大方の予想通りボールを保持される時間が長かったスパーズですが、この日はボールを保持したい強豪相手にしてきた攻撃とは違った攻撃を仕掛けます。まず、ロングボールを多用した前進を行いませんでした。レッズ戦のガッザニーガよろしく最前線のルーカスに蹴り込むのかと思っていたんですが、意外にも繋ぐ意思を見せてしっかりとボランチを経由したビルドアップを志向しました(トビーから右大外のオーリエへの展開は何度か見られましたが)。とはいえ、鬼のように早いライプツィヒのプッシュを交わす方法をすぐに会得できるはずもなく、危なっかしい保持が続きます。追い込まれてはファウルをもらい、取り返してはファウルをもらい陣地回復って、どっかで見たことあると思ったらラグビーですね。前から思ってたんですけどリーチマイケルってちょっとルーカスに似てません?いや、写真見たら全然似てなくて草でした。ボランチが落ち着いて保持できる時間は殆どありませんでしたが、そこがウィンクス、ロチェルソの繋ぎの部分に長けた選手を起用した目的だったのではないでしょうか。最小タッチ数で逆サイドまで確実に運び、スライドしてくる前に、してきても完全に整う前にクロスを上げることが出来ていたのはそういった所為かと思われます。ライプツィヒとは逆に、前に位置取りをするゲドソンがオーリエの保持のためにチャンネルランを仕掛けたり、大外に抜けていく動きを行いました。ですが効果的なクロスが上がることは殆どなく、なんなら前半一番チャンスだったクロスを上げたのはゲドソンって、これどういうお笑いなんですか。左サイドに関しては、ベルフワインが中央での崩しを志向するため攻撃時は中央-HSに位置取ることが多く、そこで縦パスの受け手となって近くのデレに落とすなど、彼の強みであるフィジカルを生かした効果的なプレーが多くありました。前半のほとんどの通った縦パスはベルフワイン行きで経由してデレだったので、左右非対称の位置取りは上手くハマっていたと言っていいと思います。ただ相手と比べて数は少ないものの決定機も作れていたので是非とも決めていただきたかったです。

仕掛ける後半、揺れるバックライン

後半に入り、両チームメンバーの交代はありませんでしたが、両チームプレスの方法に変更がありました。まずスパーズに関しては、基準点が3CBに変わり、守備時はルーカス、デレ、ベルフワインの3トップを形成するような形でCBに対して数的同数を取ってプレッシングをかけます。ライプツィヒはもともとWBがかなり高い位置を取り縦パスを通した前進が前提となってくるチームなので、このプレッシングにより円滑なビルドアップが阻害されてしまい、ロングボールを用いた前進が増えていきます。

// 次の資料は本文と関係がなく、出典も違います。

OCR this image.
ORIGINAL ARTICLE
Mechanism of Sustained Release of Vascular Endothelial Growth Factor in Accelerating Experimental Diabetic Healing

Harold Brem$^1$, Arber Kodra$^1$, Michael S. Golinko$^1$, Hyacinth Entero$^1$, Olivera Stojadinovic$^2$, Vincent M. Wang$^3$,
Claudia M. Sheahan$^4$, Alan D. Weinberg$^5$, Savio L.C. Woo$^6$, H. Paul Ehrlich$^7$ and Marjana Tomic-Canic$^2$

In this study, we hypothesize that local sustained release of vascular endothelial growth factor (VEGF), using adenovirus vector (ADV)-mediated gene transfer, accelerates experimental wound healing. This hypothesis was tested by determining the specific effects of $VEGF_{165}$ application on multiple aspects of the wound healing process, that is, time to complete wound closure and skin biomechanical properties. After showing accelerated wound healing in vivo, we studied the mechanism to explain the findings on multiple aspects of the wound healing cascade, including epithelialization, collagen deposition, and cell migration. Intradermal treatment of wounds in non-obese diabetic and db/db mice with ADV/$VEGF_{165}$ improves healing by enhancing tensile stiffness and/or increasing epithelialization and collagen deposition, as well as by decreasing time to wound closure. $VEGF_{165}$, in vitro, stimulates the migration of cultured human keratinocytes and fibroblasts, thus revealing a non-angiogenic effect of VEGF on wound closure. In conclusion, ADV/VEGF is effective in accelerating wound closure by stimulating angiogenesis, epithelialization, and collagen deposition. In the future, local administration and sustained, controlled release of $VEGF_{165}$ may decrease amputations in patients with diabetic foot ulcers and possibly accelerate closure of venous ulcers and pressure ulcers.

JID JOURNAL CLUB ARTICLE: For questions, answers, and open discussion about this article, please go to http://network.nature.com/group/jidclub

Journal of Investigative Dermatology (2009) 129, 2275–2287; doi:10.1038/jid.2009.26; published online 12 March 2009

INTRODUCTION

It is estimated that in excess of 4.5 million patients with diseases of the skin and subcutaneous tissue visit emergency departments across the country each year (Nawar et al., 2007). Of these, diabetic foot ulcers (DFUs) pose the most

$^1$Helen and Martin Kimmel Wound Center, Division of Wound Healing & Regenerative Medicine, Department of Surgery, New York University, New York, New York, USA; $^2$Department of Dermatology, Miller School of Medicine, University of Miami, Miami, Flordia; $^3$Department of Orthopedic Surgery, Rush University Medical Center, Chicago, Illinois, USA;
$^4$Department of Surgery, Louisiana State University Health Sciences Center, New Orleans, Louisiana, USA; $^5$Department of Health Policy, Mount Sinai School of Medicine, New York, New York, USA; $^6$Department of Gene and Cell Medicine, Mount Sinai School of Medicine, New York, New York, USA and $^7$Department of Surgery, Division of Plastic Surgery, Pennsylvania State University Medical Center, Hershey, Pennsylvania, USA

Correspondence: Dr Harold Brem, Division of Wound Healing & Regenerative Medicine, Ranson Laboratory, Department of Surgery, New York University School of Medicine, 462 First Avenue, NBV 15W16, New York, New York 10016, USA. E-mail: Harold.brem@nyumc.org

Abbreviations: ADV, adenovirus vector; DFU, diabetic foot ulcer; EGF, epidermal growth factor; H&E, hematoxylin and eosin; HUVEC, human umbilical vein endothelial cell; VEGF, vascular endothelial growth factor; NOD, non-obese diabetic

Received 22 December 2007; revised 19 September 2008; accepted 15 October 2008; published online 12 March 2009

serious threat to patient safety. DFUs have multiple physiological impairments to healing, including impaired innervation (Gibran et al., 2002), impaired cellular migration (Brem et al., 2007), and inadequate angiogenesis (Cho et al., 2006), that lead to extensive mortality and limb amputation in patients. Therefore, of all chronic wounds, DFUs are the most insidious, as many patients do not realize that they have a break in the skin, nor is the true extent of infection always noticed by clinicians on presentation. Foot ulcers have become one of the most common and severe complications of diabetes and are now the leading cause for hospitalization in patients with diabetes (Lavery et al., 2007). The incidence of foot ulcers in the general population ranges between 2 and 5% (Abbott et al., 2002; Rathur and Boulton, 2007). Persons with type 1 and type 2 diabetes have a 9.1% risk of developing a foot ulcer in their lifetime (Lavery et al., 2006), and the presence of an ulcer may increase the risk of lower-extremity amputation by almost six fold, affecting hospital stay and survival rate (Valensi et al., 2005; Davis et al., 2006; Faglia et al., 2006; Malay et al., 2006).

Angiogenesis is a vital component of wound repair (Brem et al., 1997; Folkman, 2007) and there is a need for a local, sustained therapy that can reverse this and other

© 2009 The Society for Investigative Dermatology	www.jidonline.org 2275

とはいえそれでもシック、エンクンク、ヴェルナーの三枚はしっかりと収めて攻撃できてしまうので、脅威であることに変わりはなかったです。さて一方のライプツィヒですが、彼らのプレッシングの変更点に触れるためにはまずスパーズの攻撃における進歩について話さなければなりません。前半は、ラグビー方式でファウルをもらいながらボール保持を行う羽目になりライプツィヒのプッシュに苦しんだスパーズですが、後半になり2枚のボランチを中心にバックラインで細かく繋ぎ、時にはベルフワインが降りてきてウィンクスへの落としも行ってプレスを回避し、主に左で保持して前半よりも大外に張った右のオーリエに展開し前進を図ります。ラグビー式の保持よりも格段にスピードが上がり、クロスからのチャンス演出も何度かありました。

左で保持右に展開

さて、ここまで話してやっとこさライプツィヒの変更点について触れることが出来ます。リーチマイケル式の保持から進歩したところのキーマンは逆サイドに振れるウィンクスです。そこに気付いたライプツィヒはシックをウィンクスの監視役として登用し、ヴェルナーとエンクンクの2トップのような形でプッシュを行います。ウィンクスを経由した逆への展開が出来なくなったスパーズは、その右脇にいるロチェルソを使っての前進とライプツィヒ同様長いボールを用いての前進が増えていきます。ですが機動力はあっても高さと強さにかけるスパーズの前線では時間を作ることが出来ず、攻撃に苦しむことになります。50分を過ぎた辺りからスパーズの前線がボランチに蓋をしなくなったことを利用して再びシックを降ろしての攻撃をし始めたライプツィヒ。その流れで2列目からの飛び出しを止めることが出来ずPKを与えてしまいます。そして痛恨の失点を喫します。すぐ後にラメラ、エンドンベレを投入し、ラメラを左に配置してベルフワインを前線に押し出して、ルーカスと2トップを組ませます。エンドンベレは中央に入り、ロチェルソを右に置きました。より外のレーンに張るラメラに対して、デイビスはHSに入りがちだったベルフワインよりも繋ぎやすそうにしていました。そしてその選択肢が生まれたことで、かえって裏抜けを行うベルフワインに対する楔の数が増えていきました。これは前半になかった左の幅を取ることでムキエレをピン止めして、裏のスペースをより見ることが出来たためです。ですがそこから先を作ることが出来ず、またサポートが無く単騎突破を強いられる場面も多くありました。中央のエンドンベレの突破やロチェルソの推進力を使った攻撃も、なかなかライプツィヒのブロックを崩すことが出来ず、万策尽きてしまいました。

在るべき形

アウェイゴールを1点に抑えたことをポジるしかありません。

次はウパメカノとコナテが帰ってきてさらに厳しい戦いも予想されますが、何故だかあまり負ける気がしないのは僕だけでしょうか。いずれにしよ、信じて見守るだけです。彼らの底力を信じてサポートし続けましょう!coys!!!!